Filed under: Uncategorized | Tags: adaptation, change, cognition, data mining, memory, repetition, supercrunching
I used to be great at throwing a baseball. I went to a small elementary school where there weren’t enough boys to field a full team and my parents never let me sign up for Little League, but I could always find someone to play catch with at recess. These are some of my fondest memories, and I’m still friends with one of the boys I played with.
I always wondered, though, how we got it right. At age eight, we could throw accurately from distances of anywhere from ten to well over a hundred feet. We could take into account the incline of the terrain, the wind, the arc of the ball, our level of fatigue, and even the quality of our grip on the ball. If there was going to be a close play, I remember being able to anticipate how the baserunner was likely to slide and to figure out where to aim the ball for the easiest tag. All this came together in the fraction of a second before I launched the ball.

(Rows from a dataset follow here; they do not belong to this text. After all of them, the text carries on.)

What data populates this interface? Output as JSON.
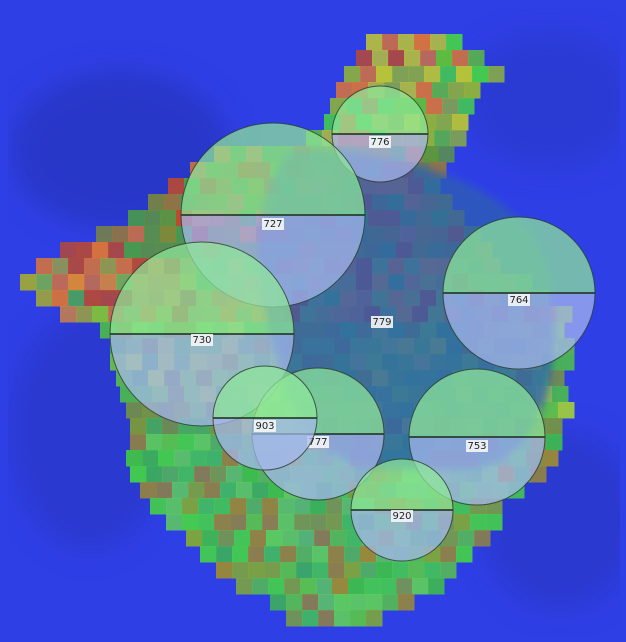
{
  "colors": {
    "background": "#2f3fe6",
    "heat_green": "#45cf4c",
    "heat_yellow": "#b9c536",
    "heat_orange": "#d9743a",
    "heat_red": "#c04a2a",
    "cell": "#2f5fb0",
    "circle_top": "#8fe89a",
    "circle_bottom": "#a7b8ee",
    "circle_edge": "#2a3a2a",
    "label_bg": "#f4f6f8"
  },
  "regions": [
    {
      "id": "776",
      "label": "776"
    },
    {
      "id": "727",
      "label": "727"
    },
    {
      "id": "779",
      "label": "779"
    },
    {
      "id": "764",
      "label": "764"
    },
    {
      "id": "730",
      "label": "730"
    },
    {
      "id": "903",
      "label": "903"
    },
    {
      "id": "777",
      "label": "777"
    },
    {
      "id": "753",
      "label": "753"
    },
    {
      "id": "920",
      "label": "920"
    }
  ]
}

So, how could I know all this? I also had a boyhood fascination with things military and I remember how hard it seemed to get an artillery cannon to launch a shell in a way that could take a fraction of these factors into account. It involved complex equations for each variable–gravity, wind, terrain, and trajectory–and required fat reference manuals full of charts, or, later, computers.

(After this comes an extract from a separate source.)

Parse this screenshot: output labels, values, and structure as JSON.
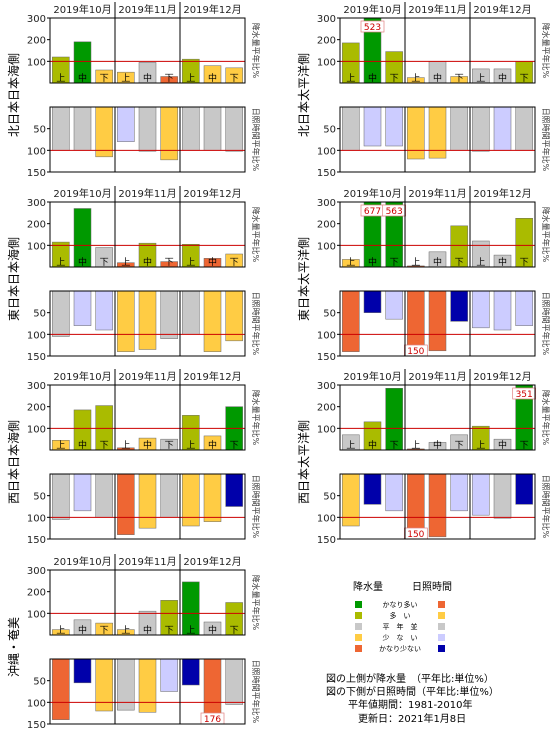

As for throwing the baseball, though, the answer seems to be that I remembered how to do it. In other words, I had thrown a ball so many times, over so many distances, across such variable terrain, into and against the wind, etc., that my neuro-skeletal-muscular systems could draw from this experiential data and make a very good guess as to what was called for by the specific variables of a specific throw. Some neuronal circuitry converted my sensory data (distance, wind, terrain, grip, etc.) into specific instructions for muscle fibers and the proprioceptive sense that told me that I was moving correctly through space.

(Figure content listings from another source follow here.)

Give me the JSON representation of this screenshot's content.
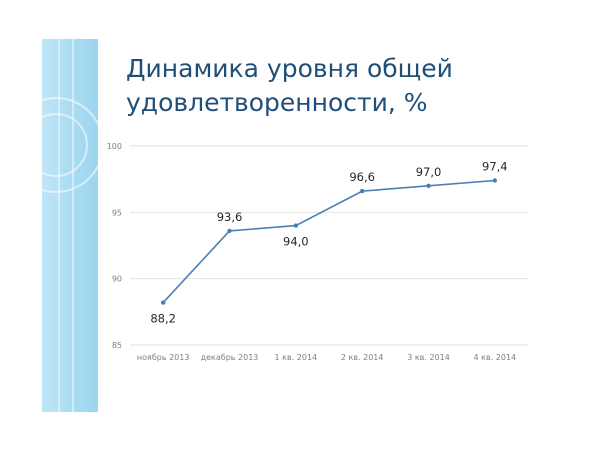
{
  "slide": {
    "title": "Динамика уровня общей удовлетворенности, %"
  },
  "colors": {
    "line": "#4a7fb5",
    "grid": "#e2e2e2",
    "title": "#1f4e79",
    "band": "#a9dcf2"
  },
  "chart_data": {
    "type": "line",
    "categories": [
      "ноябрь 2013",
      "декабрь 2013",
      "1 кв. 2014",
      "2 кв. 2014",
      "3 кв. 2014",
      "4 кв. 2014"
    ],
    "series": [
      {
        "values": [
          88.2,
          93.6,
          94.0,
          96.6,
          97.0,
          97.4
        ]
      }
    ],
    "data_labels": [
      "88,2",
      "93,6",
      "94,0",
      "96,6",
      "97,0",
      "97,4"
    ],
    "yticks": [
      85,
      90,
      95,
      100
    ],
    "ytick_labels": [
      "85",
      "90",
      "95",
      "100"
    ],
    "ylim": [
      85,
      100
    ],
    "grid": true,
    "legend": "none"
  }
}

So, what does all this have to do with anything? Well, what doesn’t it have to do with? We’re not like the computers that aim artillary cannons with equations. We’re data miners and supercrunchers, who utilize a lifetime of experience to make sense of and act at every moment of our lives. How do we guage the tenor of an interaction, when it’s appropriate to say something, how best to intervene in a situation, what to do when someone is angry with us, etc.? We do so by comparing it to all the data we have gained from past incidences of similar occurances.
This is an easy way to conceive of what have been known as unconscious dynamics: our tendency to repeat interpersonal dynamics, relive relational patterns and make the same mistake over and over again are simply because we’re modeling our current situation on memories, but behaviors that might have been adaptive and functional in the past can’t adequately recognize the newness, individuality and uniqueness of the present. The problem is that we live in a world more complex than the baseball infield. The sophisticated mind we have are adequate for relatively straightforward, honest activities that involve Newtonian physics or for the daily life dynamics of getting along in the social pack. We had to evolve these skills in order to hunt mastadons and to negotiate our primate social lives.
But we haven’t adequately adapted to a world where we are faced with unprecedented newness every day. We tend to assimilate new situations to old ones, getting stuck in rigid cognitive frameworks for situations that require change and transformation, not more of the same. This is one reason why it’s so hard to change and hard to get others to change.